Konflikt wokół... pielgrzymki Żydów!
Coroczna pielgrzymka izraelskich chasydów na grób cadyka Nachmana z Bracławia na Ukrainie stoi pod znakiem zapytania z powodu pandemii koronawirusa. Władzom Izraela zależy na powstrzymaniu pielgrzymki, jednak sprzeciwiają się temu ultraortodoksyjni koalicjanci premiera Benjamina Netanjahu.
Z okazji święta Rosz Haszana grób cadyka odwiedza około 30 tys. gości, w większości z Izraela.
Prezydent Ukrainy Wołodymyr Zełenski zapowiedział we wtorek, że „na prośbę premiera Izraela” Kijów znacznie ograniczy przyjazd pielgrzymów na przypadające w tym roku między 18 a 20 września święto. Jednak biuro Netanjahu szybko zaprzeczyło, że premier złożył taką prośbę, zapewne w celu uspokojenia ultraortodoksyjnych partnerów koalicyjnych.
Przeciwko pielgrzymce silnie oponuje koordynator ds. pandemii Roni Gamzu, który zapowiedział, że z powodu zagrożenia epidemicznego „zrobi wszystko”, by uniemożliwić tysiącom chasydów wylot na Ukrainę, jednocześnie grożąc swoją dymisją.
„Dwa tygodnie intensywnych uroczystości w samym sercu Humania, gdzie dziesiątki tysięcy ludzi będą świętować w stłoczeniu, nieuchronnie będą miały poważne konsekwencje krótko i długoterminowe - zarówno dla mieszkańców Humania (i nie tylko), a także państwa Izrael” - napisał Gamzu w liście do Zełenskiego w piątek.
Sprzeciw koordynatora wobec pielgrzymki wywołał problemy wśród partnerów koalicyjnych Netanjahu, z których niektórzy mieli próbować usunąć go ze stanowiska - podaje portal Times of Israel.
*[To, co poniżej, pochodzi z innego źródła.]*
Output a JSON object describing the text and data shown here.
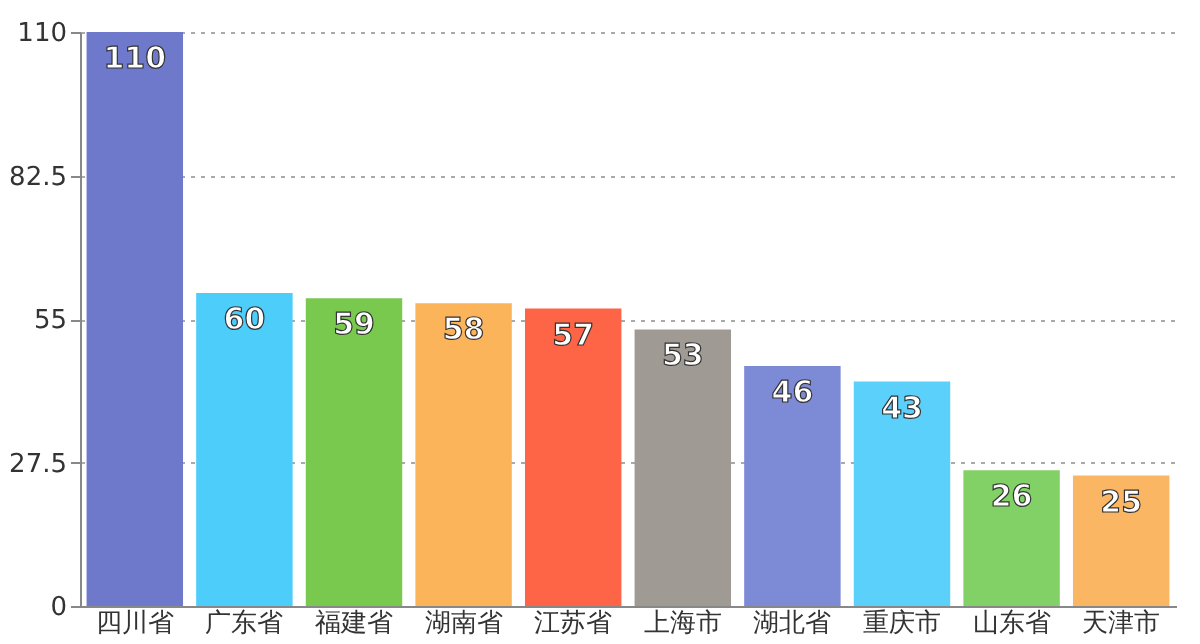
{
  "chart_data": {
    "type": "bar",
    "categories": [
      "四川省",
      "广东省",
      "福建省",
      "湖南省",
      "江苏省",
      "上海市",
      "湖北省",
      "重庆市",
      "山东省",
      "天津市"
    ],
    "values": [
      110,
      60,
      59,
      58,
      57,
      53,
      46,
      43,
      26,
      25
    ],
    "colors": [
      "#6f79cc",
      "#4ccdfa",
      "#7ac94f",
      "#fbb45a",
      "#fe6546",
      "#9f9a93",
      "#7d8ad6",
      "#5bd0fb",
      "#82d166",
      "#fbb663"
    ],
    "ylim": [
      0,
      110
    ],
    "yticks": [
      0,
      27.5,
      55,
      82.5,
      110
    ],
    "grid": "y",
    "data_labels": true
  }
}
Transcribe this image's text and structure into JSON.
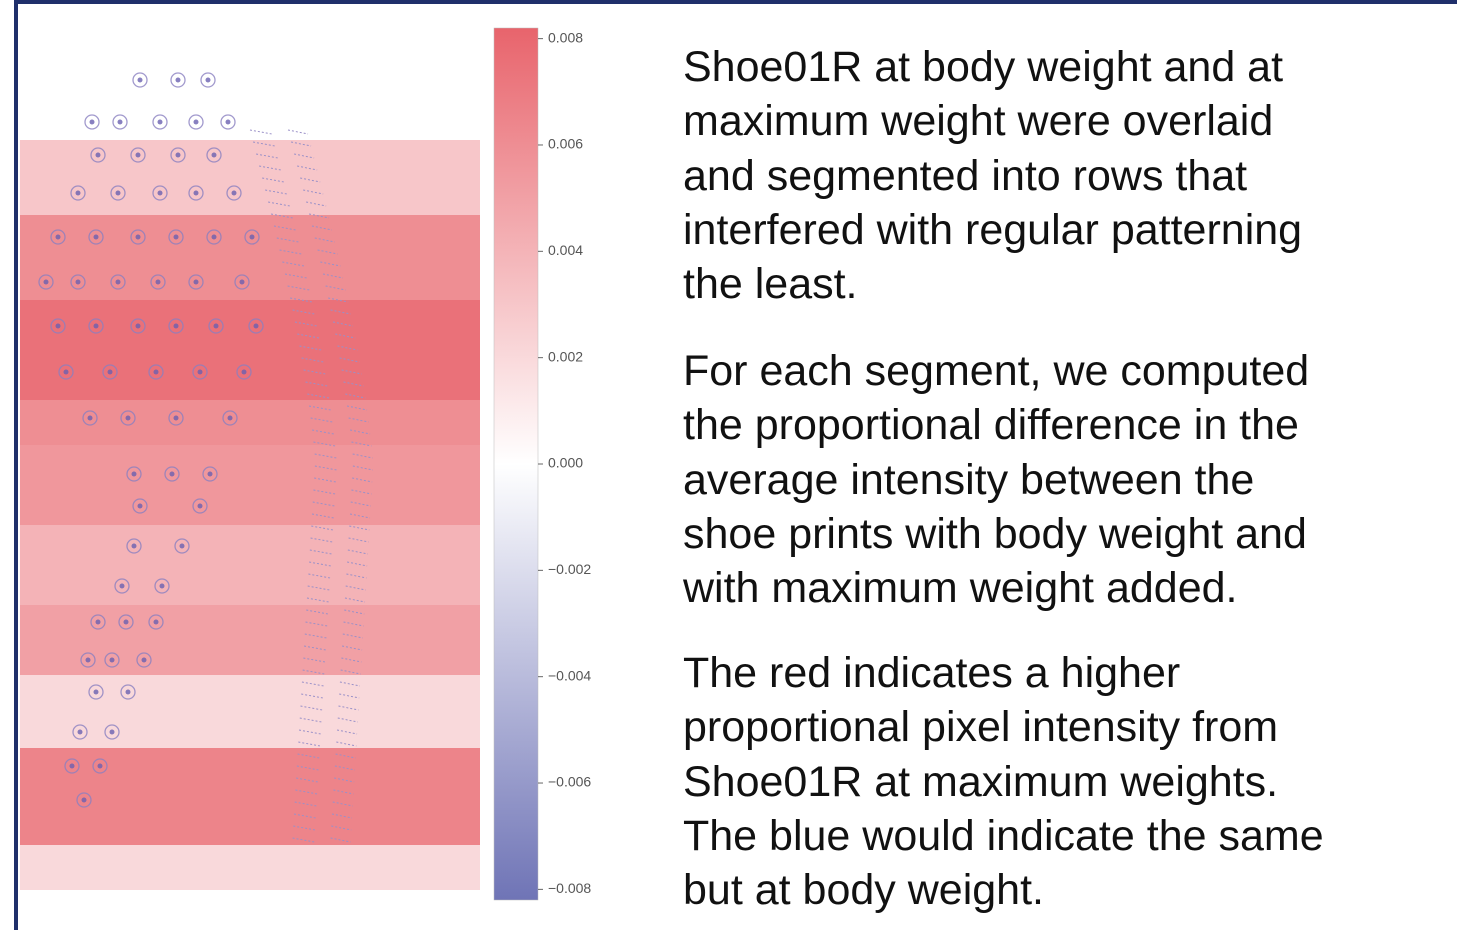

Minister ds. budownictwa Jaakow Licman ze Zjednoczonego Judaizmu Tory, bloku skupiający ortodoksyjne partie religijne, ocenił, że odwołanie lotów byłoby „policzkiem dla dziesiątek tysięcy wyznawców Nachmana z Bracławia”.
Z kolei burmistrz 85-tysięcznego Humania, Aleksander Cebri, w wywiadzie dla izraelskiej telewizji Keszet 12 zapowiedział we wtorek, że wprowadzi blokadę w mieście, aby uniemożliwić przyjazd chasydom. Oprócz pandemii powodem może być również to, że stosunki między lokalną społecznością, a pielgrzymami są co najmniej napięte.
Ukraińcy skarżą się przede wszystkim na to, że na przyjeździe chasydów nie zarabiają jak na turystach - ponieważ począwszy od zakwaterowania po posiłki wyznawcy organizują wszystko sami, a miasto w czasie pielgrzymki jest „oblężone”. Sytuację pogarsza fakt, że część chasydów bracławskich nadużywaniem alkoholu i narkotyków oraz rozwiązłością seksualną podczas wyjazdu zapracowała na powiedzenie „to, co dzieje się w Humaniu, zostaje w Humaniu”.
Nachman z Bracławia był prawnukiem Baal Szem Towa, uważanego za twórcę chasydyzmu, buntowniczego nurtu mistycznego w judaizmie w XVIII-wiecznej Rzeczpospolitej. Sam Nachman jest uważany za jednego z najważniejszych odnowicieli tego nurtu w XIX wieku w duchu radości i bezpośredniego kontaktu z Bogiem.